Darkness

Even as he had the thought, the plane shimmied like a belly dancer, then dropped some more.

“Put your seat belt on and stay put,” Cal ordered, and got up to go investigate. As soon as he opened the private room’s door and stepped into the main cabin, the plane dropped so abruptly that he was almost thrown off his feet.

Grabbing hold of the nearest seat back, he made his way toward the cockpit. The interior was all plush beige leather and polished teak, with four additional passenger seats facing each other and a couch on the left side. Although it was the middle of the afternoon, Cal looked out the windows to see darkness encroaching on all sides. He frowned. The plane’s rocking and pitching gave him his answer: what he was seeing were storm clouds. The plane was flying through a storm.
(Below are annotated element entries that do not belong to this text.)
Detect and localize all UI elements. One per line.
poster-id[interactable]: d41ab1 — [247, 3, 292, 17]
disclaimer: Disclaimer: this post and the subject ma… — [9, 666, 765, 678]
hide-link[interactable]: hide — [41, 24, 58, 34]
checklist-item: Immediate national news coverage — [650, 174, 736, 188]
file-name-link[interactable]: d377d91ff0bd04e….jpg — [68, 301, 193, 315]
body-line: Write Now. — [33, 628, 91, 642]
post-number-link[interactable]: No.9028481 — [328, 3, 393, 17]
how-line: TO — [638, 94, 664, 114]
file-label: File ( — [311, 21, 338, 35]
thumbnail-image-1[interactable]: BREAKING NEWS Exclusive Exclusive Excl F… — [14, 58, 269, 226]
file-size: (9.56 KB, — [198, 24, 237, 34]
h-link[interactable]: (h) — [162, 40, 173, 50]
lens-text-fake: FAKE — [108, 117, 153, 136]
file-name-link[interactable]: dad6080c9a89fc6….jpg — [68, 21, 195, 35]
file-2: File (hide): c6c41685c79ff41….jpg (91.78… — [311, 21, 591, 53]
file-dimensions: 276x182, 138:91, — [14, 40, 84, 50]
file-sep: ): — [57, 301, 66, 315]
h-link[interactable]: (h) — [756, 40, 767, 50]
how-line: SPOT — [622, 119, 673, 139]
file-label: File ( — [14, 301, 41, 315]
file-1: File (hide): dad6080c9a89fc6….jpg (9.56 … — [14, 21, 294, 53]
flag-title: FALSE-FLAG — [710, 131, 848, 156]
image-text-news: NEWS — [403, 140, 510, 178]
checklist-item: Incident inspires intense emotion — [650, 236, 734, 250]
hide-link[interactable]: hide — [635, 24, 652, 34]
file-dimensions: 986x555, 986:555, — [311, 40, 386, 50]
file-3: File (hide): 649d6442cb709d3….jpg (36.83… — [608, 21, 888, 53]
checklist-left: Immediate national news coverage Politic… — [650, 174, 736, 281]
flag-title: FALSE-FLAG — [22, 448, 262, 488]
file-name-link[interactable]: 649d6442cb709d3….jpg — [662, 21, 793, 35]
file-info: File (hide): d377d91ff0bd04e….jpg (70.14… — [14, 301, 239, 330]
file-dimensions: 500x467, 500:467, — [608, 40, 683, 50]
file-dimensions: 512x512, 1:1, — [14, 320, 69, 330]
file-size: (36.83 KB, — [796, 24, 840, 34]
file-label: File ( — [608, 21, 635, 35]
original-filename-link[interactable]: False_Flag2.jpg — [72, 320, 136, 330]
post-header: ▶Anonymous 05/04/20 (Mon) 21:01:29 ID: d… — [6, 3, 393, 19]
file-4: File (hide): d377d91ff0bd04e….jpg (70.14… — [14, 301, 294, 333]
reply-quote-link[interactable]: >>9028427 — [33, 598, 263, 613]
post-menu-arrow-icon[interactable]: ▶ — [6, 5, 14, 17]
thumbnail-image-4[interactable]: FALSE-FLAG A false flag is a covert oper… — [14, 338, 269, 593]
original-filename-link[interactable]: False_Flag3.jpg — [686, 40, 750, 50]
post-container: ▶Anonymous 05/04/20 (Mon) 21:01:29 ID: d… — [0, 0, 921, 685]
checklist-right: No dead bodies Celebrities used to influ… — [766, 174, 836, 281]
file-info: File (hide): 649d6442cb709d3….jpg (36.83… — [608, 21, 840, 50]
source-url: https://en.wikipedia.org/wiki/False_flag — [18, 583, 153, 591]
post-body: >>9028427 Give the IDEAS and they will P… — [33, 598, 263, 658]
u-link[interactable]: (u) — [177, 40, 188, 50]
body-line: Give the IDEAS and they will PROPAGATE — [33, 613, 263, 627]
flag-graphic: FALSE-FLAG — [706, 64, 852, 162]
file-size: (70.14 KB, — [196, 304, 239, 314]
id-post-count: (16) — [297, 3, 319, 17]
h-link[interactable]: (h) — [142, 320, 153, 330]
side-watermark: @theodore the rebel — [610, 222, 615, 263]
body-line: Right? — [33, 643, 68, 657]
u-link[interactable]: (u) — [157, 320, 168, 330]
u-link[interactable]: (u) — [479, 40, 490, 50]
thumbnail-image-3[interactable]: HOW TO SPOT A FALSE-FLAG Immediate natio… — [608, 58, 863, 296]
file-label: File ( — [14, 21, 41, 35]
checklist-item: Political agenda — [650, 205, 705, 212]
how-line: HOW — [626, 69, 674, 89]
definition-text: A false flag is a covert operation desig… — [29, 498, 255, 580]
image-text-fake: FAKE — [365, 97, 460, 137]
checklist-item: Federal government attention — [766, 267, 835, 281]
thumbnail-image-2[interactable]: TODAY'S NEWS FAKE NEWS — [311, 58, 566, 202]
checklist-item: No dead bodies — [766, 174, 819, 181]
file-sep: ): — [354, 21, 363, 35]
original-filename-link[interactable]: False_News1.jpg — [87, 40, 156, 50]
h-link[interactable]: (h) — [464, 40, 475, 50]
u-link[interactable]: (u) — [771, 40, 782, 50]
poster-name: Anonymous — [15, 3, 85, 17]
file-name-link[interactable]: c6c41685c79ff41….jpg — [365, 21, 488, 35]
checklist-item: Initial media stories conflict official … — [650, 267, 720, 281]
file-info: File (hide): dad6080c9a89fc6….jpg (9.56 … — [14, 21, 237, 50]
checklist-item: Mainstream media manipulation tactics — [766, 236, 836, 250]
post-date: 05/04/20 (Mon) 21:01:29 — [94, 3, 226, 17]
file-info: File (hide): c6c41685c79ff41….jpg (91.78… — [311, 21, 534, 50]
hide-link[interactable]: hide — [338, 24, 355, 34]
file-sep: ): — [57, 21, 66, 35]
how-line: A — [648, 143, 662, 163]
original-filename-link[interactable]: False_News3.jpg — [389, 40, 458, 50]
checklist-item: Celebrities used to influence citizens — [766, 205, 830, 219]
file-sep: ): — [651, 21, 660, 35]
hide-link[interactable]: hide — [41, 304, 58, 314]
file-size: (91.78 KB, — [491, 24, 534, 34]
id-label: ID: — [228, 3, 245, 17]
As if in confirmation, a clap of thunder reverberated through the plane. Lightning flashed. Clearly they were right in the middle of a violent weather system. From the way the plane was being buffeted, the wind had to be blowing at least a hundred knots. His ears popped suddenly, giving him incontrovertible evidence that they were descending.

What the hell?

The cockpit door was shut. Cal tried the handle: locked. Quickly keying in the code meant to unlock the door, Cal tried the handle again.

Still locked.

He tried once more. Same result.

Christ, had something gone wrong in the cockpit? Were they unconscious in there? Dead? Visions of a cockpit fire, a decompression accident, electrical trouble resulting in some kind of freak electrocution—the gamut of possibilities ran through his head in the space of seconds. He even spared a passing thought for the scenario Rudy had described—a remote takeover of the plane’s controls—only to dismiss it. No entertainment system. No means of access. A remote takeover of the plane wouldn’t have disabled Ezra and Hendricks.

Thumping the metal panel hard with his fist to let them know he was out there, he pressed the button on the intercom system that connected the cabin to the cockpit, one unit of which was set into the wall right beside the door.

“Ezra? Hendricks?” His voice was sharp. He could feel tension coiling inside him, feel the strong kick of his heart.

No answer.

He tried once more. “You guys alive in there?”

No answer.

Shit. Adrenaline spiked through his system. He pounded the door harder. “Ezra? Hendricks?”

“What’s going on?” Rudy was behind him.

“I told you to stay put,” Cal flung over his shoulder, looking around for some kind of tool he could use to break the handle off the door, which should, he hoped, at least weaken the lock. In his pocket, attached to his key ring, was a small but effective Leatherman tool. With the handle out of the way and the lock accessible, he thought he could use the tool’s screwdriver to jimmy the locking mechanism. Since 9/11, cockpit doors were practically impregnable. He would have hit this one with everything he had if he’d thought it would do any good. It wouldn’t. The lock was his only chance.

“There’s a problem. Oh, jeez, I knew there was a problem,” Rudy moaned, wringing his hands. Thunder boomed. Lightning flashed. The plane shook and dropped. Rudy staggered and caught hold of a seat back to keep from going down.

Grabbing a fire extinguisher from its mount on the wall, Cal barked at him, “Stay out of my way. Sit down.”

The cabin rang with the crash of metal on metal as Cal slammed the case of the fire extinguisher into the handle multiple times in quick succession. By the time the handle popped off, Rudy, collapsed in a seat right behind him, was jabbering what sounded like a prayer, the plane was bouncing and yawing like a boat in high seas, and Cal was drenched in sweat.

His worst fear was that they were going to run out of time. The plane was heading down, and the clock stopped ticking when it ran into something other than air.

Steadying himself against the plane’s gyrations with a shoulder propped against the wall, he probed the lock with his small screwdriver.

It slid into the opening, found what he hoped and prayed was the latch—

“Damn it, Cal, stand down!” Ezra’s voice boomed at him through the intercom.

Cal’s shoulders sagged with relief. Whatever the hell had gone down, it was over. Straightening, he braced a hand against the wall for balance and depressed the speaker button.

“What the hell, man?” he said. He was breathing hard. His heart was hitting about three times its normal rate.

“Stand down,” Ezra repeated. “Leave the lock alone.”

Cal frowned. The plane was still bucking, still descending through what felt like the mother of all storms.

“You want to tell me what’s going on?” he said into the intercom. He had a bad feeling. A gut-tightening, breath-stealing bad feeling.

“We’re landing. Sit down, buckle up.”

“We’re in the middle of the fucking ocean!”